The greatest leg-spinner of all time was charged with a code of conduct breach when he relinquished captaincy of his Melbourne Stars with a one-match ban hanging over his head for slow over rates.
Hia actions were deemed outside the "spirit" of cricket.
Warne was quick to defend himself after Monday's hearing at Australian cricket headquarters in Melbourne.
He claimed he was unaware of any rule relating to relinquishing captaincy of a Big Bash franchise with slow over rate infringements hanging over his head.
Warne, who has completed his second season with the high profile Stars franchise, claimed he did not know of any rule that could impose an automatic one-match ban on a captain who was guilty of a second slow over rate at any stage of this summer's Big Bash series.
Warne went into a semi-final against Perth Scorchers with a threat of suspension after he was cited for a slow over rate.
The increasingly controversial playing legend handed pre-match captaincy duties to all-rounder James Faulker for the Stars gut-wrenching semi-final loss to Perth at the WACA Ground.
But Warne still took charge of team tactical and operations for the thriling clash, with cricket authorities laying charges for his breach of conduct immediately after the Stars lost from the last ball of the match.
Warne has had a running battle with his own national authorities since his ugly on-field altercation with West Indies star Marlon Samuels in Melbourne early this month.

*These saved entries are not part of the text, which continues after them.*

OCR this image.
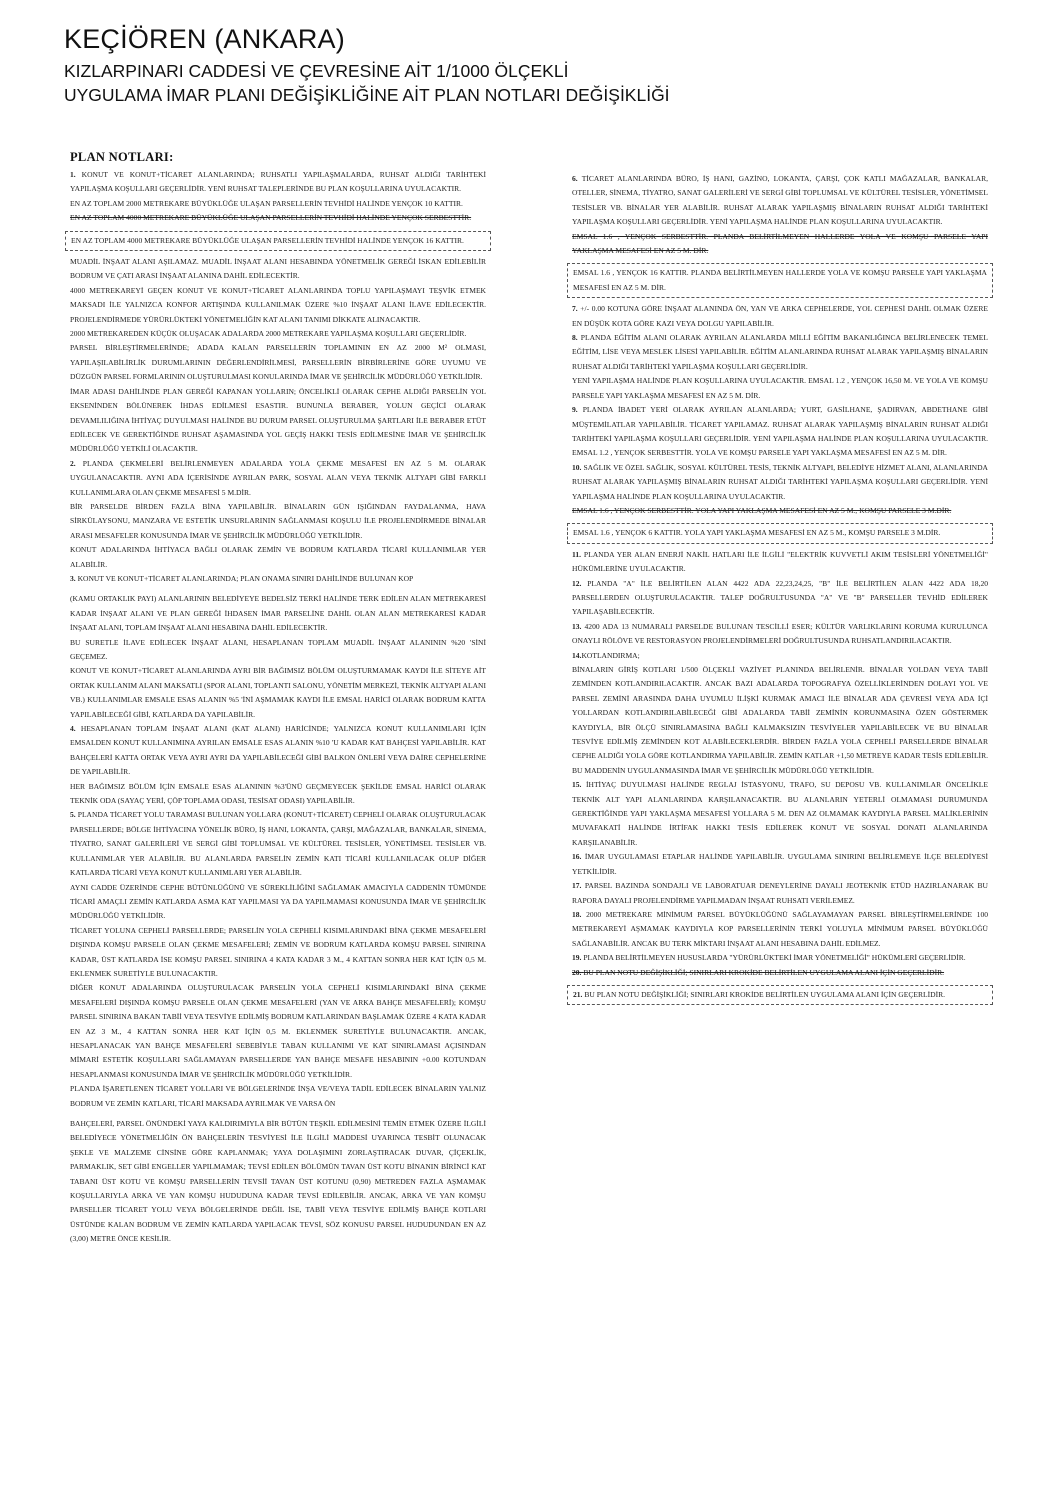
KEÇİÖREN (ANKARA)
KIZLARPINARI CADDESİ VE ÇEVRESİNE AİT 1/1000 ÖLÇEKLİ
UYGULAMA İMAR PLANI DEĞİŞİKLİĞİNE AİT PLAN NOTLARI DEĞİŞİKLİĞİ
PLAN NOTLARI:

1. KONUT VE KONUT+TİCARET ALANLARINDA; RUHSATLI YAPILAŞMALARDA, RUHSAT ALDIĞI TARİHTEKİ YAPILAŞMA KOŞULLARI GEÇERLİDİR. YENİ RUHSAT TALEPLERİNDE BU PLAN KOŞULLARINA UYULACAKTIR.

EN AZ TOPLAM 2000 METREKARE BÜYÜKLÜĞE ULAŞAN PARSELLERİN TEVHİDİ HALİNDE YENÇOK 10 KATTIR.

EN AZ TOPLAM 4000 METREKARE BÜYÜKLÜĞE ULAŞAN PARSELLERİN TEVHİDİ HALİNDE YENÇOK SERBESTTİR.

EN AZ TOPLAM 4000 METREKARE BÜYÜKLÜĞE ULAŞAN PARSELLERİN TEVHİDİ HALİNDE YENÇOK 16 KATTIR.

MUADİL İNŞAAT ALANI AŞILAMAZ. MUADİL İNŞAAT ALANI HESABINDA YÖNETMELİK GEREĞİ İSKAN EDİLEBİLİR BODRUM VE ÇATI ARASI İNŞAAT ALANINA DAHİL EDİLECEKTİR.

4000 METREKAREYİ GEÇEN KONUT VE KONUT+TİCARET ALANLARINDA TOPLU YAPILAŞMAYI TEŞVİK ETMEK MAKSADI İLE YALNIZCA KONFOR ARTIŞINDA KULLANILMAK ÜZERE %10 İNŞAAT ALANI İLAVE EDİLECEKTİR. PROJELENDİRMEDE YÜRÜRLÜKTEKİ YÖNETMELİĞİN KAT ALANI TANIMI DİKKATE ALINACAKTIR.

2000 METREKAREDEN KÜÇÜK OLUŞACAK ADALARDA 2000 METREKARE YAPILAŞMA KOŞULLARI GEÇERLİDİR.

PARSEL BİRLEŞTİRMELERİNDE; ADADA KALAN PARSELLERİN TOPLAMININ EN AZ 2000 M² OLMASI, YAPILAŞILABİLİRLİK DURUMLARININ DEĞERLENDİRİLMESİ, PARSELLERİN BİRBİRLERİNE GÖRE UYUMU VE DÜZGÜN PARSEL FORMLARININ OLUŞTURULMASI KONULARINDA İMAR VE ŞEHİRCİLİK MÜDÜRLÜĞÜ YETKİLİDİR.

İMAR ADASI DAHİLİNDE PLAN GEREĞİ KAPANAN YOLLARIN; ÖNCELİKLİ OLARAK CEPHE ALDIĞI PARSELİN YOL EKSENİNDEN BÖLÜNEREK İHDAS EDİLMESİ ESASTIR. BUNUNLA BERABER, YOLUN GEÇİCİ OLARAK DEVAMLILIĞINA İHTİYAÇ DUYULMASI HALİNDE BU DURUM PARSEL OLUŞTURULMA ŞARTLARI İLE BERABER ETÜT EDİLECEK VE GEREKTİĞİNDE RUHSAT AŞAMASINDA YOL GEÇİŞ HAKKI TESİS EDİLMESİNE İMAR VE ŞEHİRCİLİK MÜDÜRLÜĞÜ YETKİLİ OLACAKTIR.

2. PLANDA ÇEKMELERİ BELİRLENMEYEN ADALARDA YOLA ÇEKME MESAFESİ EN AZ 5 M. OLARAK UYGULANACAKTIR. AYNI ADA İÇERİSİNDE AYRILAN PARK, SOSYAL ALAN VEYA TEKNİK ALTYAPI GİBİ FARKLI KULLANIMLARA OLAN ÇEKME MESAFESİ 5 M.DİR.

BİR PARSELDE BİRDEN FAZLA BİNA YAPILABİLİR. BİNALARIN GÜN IŞIĞINDAN FAYDALANMA, HAVA SİRKÜLAYSONU, MANZARA VE ESTETİK UNSURLARININ SAĞLANMASI KOŞULU İLE PROJELENDİRMEDE BİNALAR ARASI MESAFELER KONUSUNDA İMAR VE ŞEHİRCİLİK MÜDÜRLÜĞÜ YETKİLİDİR.

KONUT ADALARINDA İHTİYACA BAĞLI OLARAK ZEMİN VE BODRUM KATLARDA TİCARİ KULLANIMLAR YER ALABİLİR.

3. KONUT VE KONUT+TİCARET ALANLARINDA; PLAN ONAMA SINIRI DAHİLİNDE BULUNAN KOP

(KAMU ORTAKLIK PAYI) ALANLARININ BELEDİYEYE BEDELSİZ TERKİ HALİNDE TERK EDİLEN ALAN METREKARESİ KADAR İNŞAAT ALANI VE PLAN GEREĞİ İHDASEN İMAR PARSELİNE DAHİL OLAN ALAN METREKARESİ KADAR İNŞAAT ALANI, TOPLAM İNŞAAT ALANI HESABINA DAHİL EDİLECEKTİR.

BU SURETLE İLAVE EDİLECEK İNŞAAT ALANI, HESAPLANAN TOPLAM MUADİL İNŞAAT ALANININ %20 'SİNİ GEÇEMEZ.

KONUT VE KONUT+TİCARET ALANLARINDA AYRI BİR BAĞIMSIZ BÖLÜM OLUŞTURMAMAK KAYDI İLE SİTEYE AİT ORTAK KULLANIM ALANI MAKSATLI (SPOR ALANI, TOPLANTI SALONU, YÖNETİM MERKEZİ, TEKNİK ALTYAPI ALANI VB.) KULLANIMLAR EMSALE ESAS ALANIN %5 'İNİ AŞMAMAK KAYDI İLE EMSAL HARİCİ OLARAK BODRUM KATTA YAPILABİLECEĞİ GİBİ, KATLARDA DA YAPILABİLİR.

4. HESAPLANAN TOPLAM İNŞAAT ALANI (KAT ALANI) HARİCİNDE; YALNIZCA KONUT KULLANIMLARI İÇİN EMSALDEN KONUT KULLANIMINA AYRILAN EMSALE ESAS ALANIN %10 'U KADAR KAT BAHÇESİ YAPILABİLİR. KAT BAHÇELERİ KATTA ORTAK VEYA AYRI AYRI DA YAPILABİLECEĞİ GİBİ BALKON ÖNLERİ VEYA DAİRE CEPHELERİNE DE YAPILABİLİR.

HER BAĞIMSIZ BÖLÜM İÇİN EMSALE ESAS ALANININ %3'ÜNÜ GEÇMEYECEK ŞEKİLDE EMSAL HARİCİ OLARAK TEKNİK ODA (SAYAÇ YERİ, ÇÖP TOPLAMA ODASI, TESİSAT ODASI) YAPILABİLİR.

5. PLANDA TİCARET YOLU TARAMASI BULUNAN YOLLARA (KONUT+TİCARET) CEPHELİ OLARAK OLUŞTURULACAK PARSELLERDE; BÖLGE İHTİYACINA YÖNELİK BÜRO, İŞ HANI, LOKANTA, ÇARŞI, MAĞAZALAR, BANKALAR, SİNEMA, TİYATRO, SANAT GALERİLERİ VE SERGİ GİBİ TOPLUMSAL VE KÜLTÜREL TESİSLER, YÖNETİMSEL TESİSLER VB. KULLANIMLAR YER ALABİLİR. BU ALANLARDA PARSELİN ZEMİN KATI TİCARİ KULLANILACAK OLUP DİĞER KATLARDA TİCARİ VEYA KONUT KULLANIMLARI YER ALABİLİR.

AYNI CADDE ÜZERİNDE CEPHE BÜTÜNLÜĞÜNÜ VE SÜREKLİLİĞİNİ SAĞLAMAK AMACIYLA CADDENİN TÜMÜNDE TİCARİ AMAÇLI ZEMİN KATLARDA ASMA KAT YAPILMASI YA DA YAPILMAMASI KONUSUNDA İMAR VE ŞEHİRCİLİK MÜDÜRLÜĞÜ YETKİLİDİR.

TİCARET YOLUNA CEPHELİ PARSELLERDE; PARSELİN YOLA CEPHELİ KISIMLARINDAKİ BİNA ÇEKME MESAFELERİ DIŞINDA KOMŞU PARSELE OLAN ÇEKME MESAFELERİ; ZEMİN VE BODRUM KATLARDA KOMŞU PARSEL SINIRINA KADAR, ÜST KATLARDA İSE KOMŞU PARSEL SINIRINA 4 KATA KADAR 3 M., 4 KATTAN SONRA HER KAT İÇİN 0,5 M. EKLENMEK SURETİYLE BULUNACAKTIR.

DİĞER KONUT ADALARINDA OLUŞTURULACAK PARSELİN YOLA CEPHELİ KISIMLARINDAKİ BİNA ÇEKME MESAFELERİ DIŞINDA KOMŞU PARSELE OLAN ÇEKME MESAFELERİ (YAN VE ARKA BAHÇE MESAFELERİ); KOMŞU PARSEL SINIRINA BAKAN TABİİ VEYA TESVİYE EDİLMİŞ BODRUM KATLARINDAN BAŞLAMAK ÜZERE 4 KATA KADAR EN AZ 3 M., 4 KATTAN SONRA HER KAT İÇİN 0,5 M. EKLENMEK SURETİYLE BULUNACAKTIR. ANCAK, HESAPLANACAK YAN BAHÇE MESAFELERİ SEBEBİYLE TABAN KULLANIMI VE KAT SINIRLAMASI AÇISINDAN MİMARİ ESTETİK KOŞULLARI SAĞLAMAYAN PARSELLERDE YAN BAHÇE MESAFE HESABININ +0.00 KOTUNDAN HESAPLANMASI KONUSUNDA İMAR VE ŞEHİRCİLİK MÜDÜRLÜĞÜ YETKİLİDİR.

PLANDA İŞARETLENEN TİCARET YOLLARI VE BÖLGELERİNDE İNŞA VE/VEYA TADİL EDİLECEK BİNALARIN YALNIZ BODRUM VE ZEMİN KATLARI, TİCARİ MAKSADA AYRILMAK VE VARSA ÖN

BAHÇELERİ, PARSEL ÖNÜNDEKİ YAYA KALDIRIMIYLA BİR BÜTÜN TEŞKİL EDİLMESİNİ TEMİN ETMEK ÜZERE İLGİLİ BELEDİYECE YÖNETMELİĞİN ÖN BAHÇELERİN TESVİYESİ İLE İLGİLİ MADDESİ UYARINCA TESBİT OLUNACAK ŞEKLE VE MALZEME CİNSİNE GÖRE KAPLANMAK; YAYA DOLAŞIMINI ZORLAŞTIRACAK DUVAR, ÇİÇEKLİK, PARMAKLIK, SET GİBİ ENGELLER YAPILMAMAK; TEVSİ EDİLEN BÖLÜMÜN TAVAN ÜST KOTU BİNANIN BİRİNCİ KAT TABANI ÜST KOTU VE KOMŞU PARSELLERİN TEVSİİ TAVAN ÜST KOTUNU (0,90) METREDEN FAZLA AŞMAMAK KOŞULLARIYLA ARKA VE YAN KOMŞU HUDUDUNA KADAR TEVSİ EDİLEBİLİR. ANCAK, ARKA VE YAN KOMŞU PARSELLER TİCARET YOLU VEYA BÖLGELERİNDE DEĞİL İSE, TABİİ VEYA TESVİYE EDİLMİŞ BAHÇE KOTLARI ÜSTÜNDE KALAN BODRUM VE ZEMİN KATLARDA YAPILACAK TEVSİ, SÖZ KONUSU PARSEL HUDUDUNDAN EN AZ (3,00) METRE ÖNCE KESİLİR.

6. TİCARET ALANLARINDA BÜRO, İŞ HANI, GAZİNO, LOKANTA, ÇARŞI, ÇOK KATLI MAĞAZALAR, BANKALAR, OTELLER, SİNEMA, TİYATRO, SANAT GALERİLERİ VE SERGİ GİBİ TOPLUMSAL VE KÜLTÜREL TESİSLER, YÖNETİMSEL TESİSLER VB. BİNALAR YER ALABİLİR. RUHSAT ALARAK YAPILAŞMIŞ BİNALARIN RUHSAT ALDIĞI TARİHTEKİ YAPILAŞMA KOŞULLARI GEÇERLİDİR. YENİ YAPILAŞMA HALİNDE PLAN KOŞULLARINA UYULACAKTIR.

EMSAL 1.6 , YENÇOK SERBESTTİR. PLANDA BELİRTİLMEYEN HALLERDE YOLA VE KOMŞU PARSELE YAPI YAKLAŞMA MESAFESİ EN AZ 5 M. DİR.

EMSAL 1.6 , YENÇOK 16 KATTIR. PLANDA BELİRTİLMEYEN HALLERDE YOLA VE KOMŞU PARSELE YAPI YAKLAŞMA MESAFESİ EN AZ 5 M. DİR.

7. +/- 0.00 KOTUNA GÖRE İNŞAAT ALANINDA ÖN, YAN VE ARKA CEPHELERDE, YOL CEPHESİ DAHİL OLMAK ÜZERE EN DÜŞÜK KOTA GÖRE KAZI VEYA DOLGU YAPILABİLİR.

8. PLANDA EĞİTİM ALANI OLARAK AYRILAN ALANLARDA MİLLİ EĞİTİM BAKANLIĞINCA BELİRLENECEK TEMEL EĞİTİM, LİSE VEYA MESLEK LİSESİ YAPILABİLİR. EĞİTİM ALANLARINDA RUHSAT ALARAK YAPILAŞMIŞ BİNALARIN RUHSAT ALDIĞI TARİHTEKİ YAPILAŞMA KOŞULLARI GEÇERLİDİR.

YENİ YAPILAŞMA HALİNDE PLAN KOŞULLARINA UYULACAKTIR. EMSAL 1.2 , YENÇOK 16,50 M. VE YOLA VE KOMŞU PARSELE YAPI YAKLAŞMA MESAFESİ EN AZ 5 M. DİR.

9. PLANDA İBADET YERİ OLARAK AYRILAN ALANLARDA; YURT, GASİLHANE, ŞADIRVAN, ABDETHANE GİBİ MÜŞTEMİLATLAR YAPILABİLİR. TİCARET YAPILAMAZ. RUHSAT ALARAK YAPILAŞMIŞ BİNALARIN RUHSAT ALDIĞI TARİHTEKİ YAPILAŞMA KOŞULLARI GEÇERLİDİR. YENİ YAPILAŞMA HALİNDE PLAN KOŞULLARINA UYULACAKTIR. EMSAL 1.2 , YENÇOK SERBESTTİR. YOLA VE KOMŞU PARSELE YAPI YAKLAŞMA MESAFESİ EN AZ 5 M. DİR.

10. SAĞLIK VE ÖZEL SAĞLIK, SOSYAL KÜLTÜREL TESİS, TEKNİK ALTYAPI, BELEDİYE HİZMET ALANI, ALANLARINDA RUHSAT ALARAK YAPILAŞMIŞ BİNALARIN RUHSAT ALDIĞI TARİHTEKİ YAPILAŞMA KOŞULLARI GEÇERLİDİR. YENİ YAPILAŞMA HALİNDE PLAN KOŞULLARINA UYULACAKTIR.

EMSAL 1.6 , YENÇOK SERBESTTİR. YOLA YAPI YAKLAŞMA MESAFESİ EN AZ 5 M., KOMŞU PARSELE 3 M.DİR.

EMSAL 1.6 , YENÇOK 6 KATTIR. YOLA YAPI YAKLAŞMA MESAFESİ EN AZ 5 M., KOMŞU PARSELE 3 M.DİR.

11. PLANDA YER ALAN ENERJİ NAKİL HATLARI İLE İLGİLİ "ELEKTRİK KUVVETLİ AKIM TESİSLERİ YÖNETMELİĞİ" HÜKÜMLERİNE UYULACAKTIR.

12. PLANDA "A" İLE BELİRTİLEN ALAN 4422 ADA 22,23,24,25, "B" İLE BELİRTİLEN ALAN 4422 ADA 18,20 PARSELLERDEN OLUŞTURULACAKTIR. TALEP DOĞRULTUSUNDA "A" VE "B" PARSELLER TEVHİD EDİLEREK YAPILAŞABİLECEKTİR.

13. 4200 ADA 13 NUMARALI PARSELDE BULUNAN TESCİLLİ ESER; KÜLTÜR VARLIKLARINI KORUMA KURULUNCA ONAYLI RÖLÖVE VE RESTORASYON PROJELENDİRMELERİ DOĞRULTUSUNDA RUHSATLANDIRILACAKTIR.

14.KOTLANDIRMA;

BİNALARIN GİRİŞ KOTLARI 1/500 ÖLÇEKLİ VAZİYET PLANINDA BELİRLENİR. BİNALAR YOLDAN VEYA TABİİ ZEMİNDEN KOTLANDIRILACAKTIR. ANCAK BAZI ADALARDA TOPOGRAFYA ÖZELLİKLERİNDEN DOLAYI YOL VE PARSEL ZEMİNİ ARASINDA DAHA UYUMLU İLİŞKİ KURMAK AMACI İLE BİNALAR ADA ÇEVRESİ VEYA ADA İÇİ YOLLARDAN KOTLANDIRILABİLECEĞİ GİBİ ADALARDA TABİİ ZEMİNİN KORUNMASINA ÖZEN GÖSTERMEK KAYDIYLA, BİR ÖLÇÜ SINIRLAMASINA BAĞLI KALMAKSIZIN TESVİYELER YAPILABİLECEK VE BU BİNALAR TESVİYE EDİLMİŞ ZEMİNDEN KOT ALABİLECEKLERDİR. BİRDEN FAZLA YOLA CEPHELİ PARSELLERDE BİNALAR CEPHE ALDIĞI YOLA GÖRE KOTLANDIRMA YAPILABİLİR. ZEMİN KATLAR +1,50 METREYE KADAR TESİS EDİLEBİLİR. BU MADDENİN UYGULANMASINDA İMAR VE ŞEHİRCİLİK MÜDÜRLÜĞÜ YETKİLİDİR.

15. İHTİYAÇ DUYULMASI HALİNDE REGLAJ İSTASYONU, TRAFO, SU DEPOSU VB. KULLANIMLAR ÖNCELİKLE TEKNİK ALT YAPI ALANLARINDA KARŞILANACAKTIR. BU ALANLARIN YETERLİ OLMAMASI DURUMUNDA GEREKTİĞİNDE YAPI YAKLAŞMA MESAFESİ YOLLARA 5 M. DEN AZ OLMAMAK KAYDIYLA PARSEL MALİKLERİNİN MUVAFAKATİ HALİNDE İRTİFAK HAKKI TESİS EDİLEREK KONUT VE SOSYAL DONATI ALANLARINDA KARŞILANABİLİR.

16. İMAR UYGULAMASI ETAPLAR HALİNDE YAPILABİLİR. UYGULAMA SINIRINI BELİRLEMEYE İLÇE BELEDİYESİ YETKİLİDİR.

17. PARSEL BAZINDA SONDAJLI VE LABORATUAR DENEYLERİNE DAYALI JEOTEKNİK ETÜD HAZIRLANARAK BU RAPORA DAYALI PROJELENDİRME YAPILMADAN İNŞAAT RUHSATI VERİLEMEZ.

18. 2000 METREKARE MİNİMUM PARSEL BÜYÜKLÜĞÜNÜ SAĞLAYAMAYAN PARSEL BİRLEŞTİRMELERİNDE 100 METREKAREYİ AŞMAMAK KAYDIYLA KOP PARSELLERİNİN TERKİ YOLUYLA MİNİMUM PARSEL BÜYÜKLÜĞÜ SAĞLANABİLİR. ANCAK BU TERK MİKTARI İNŞAAT ALANI HESABINA DAHİL EDİLMEZ.

19. PLANDA BELİRTİLMEYEN HUSUSLARDA "YÜRÜRLÜKTEKİ İMAR YÖNETMELİĞİ" HÜKÜMLERİ GEÇERLİDİR.

20. BU PLAN NOTU DEĞİŞİKLİĞİ; SINIRLARI KROKİDE BELİRTİLEN UYGULAMA ALANI İÇİN GEÇERLİDİR.

21. BU PLAN NOTU DEĞİŞİKLİĞİ; SINIRLARI KROKİDE BELİRTİLEN UYGULAMA ALANI İÇİN GEÇERLİDİR.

The Stars captain and virtually the public face of the summer's high-profile and exciting Big Bash League copped a one-game ban and $4500 fine for grabbing Samuels jumper in a spiteful confrontation at the MCG.
Warne, 43, failed to appear at his latest hearing in Melbourne when his charge of breaching code of behaviour regulations was heard at cricket headquarters.
He was facing an automatic one-match suspension for his second strike in slow over rates during Big Bash matches.
It appears his imminent final retirement from cricket in his home country could have contributed to any decision not to impose any playing ban.
Warne is believed to have told Stars players and management that he will not play in next summer's Big Bash tournament.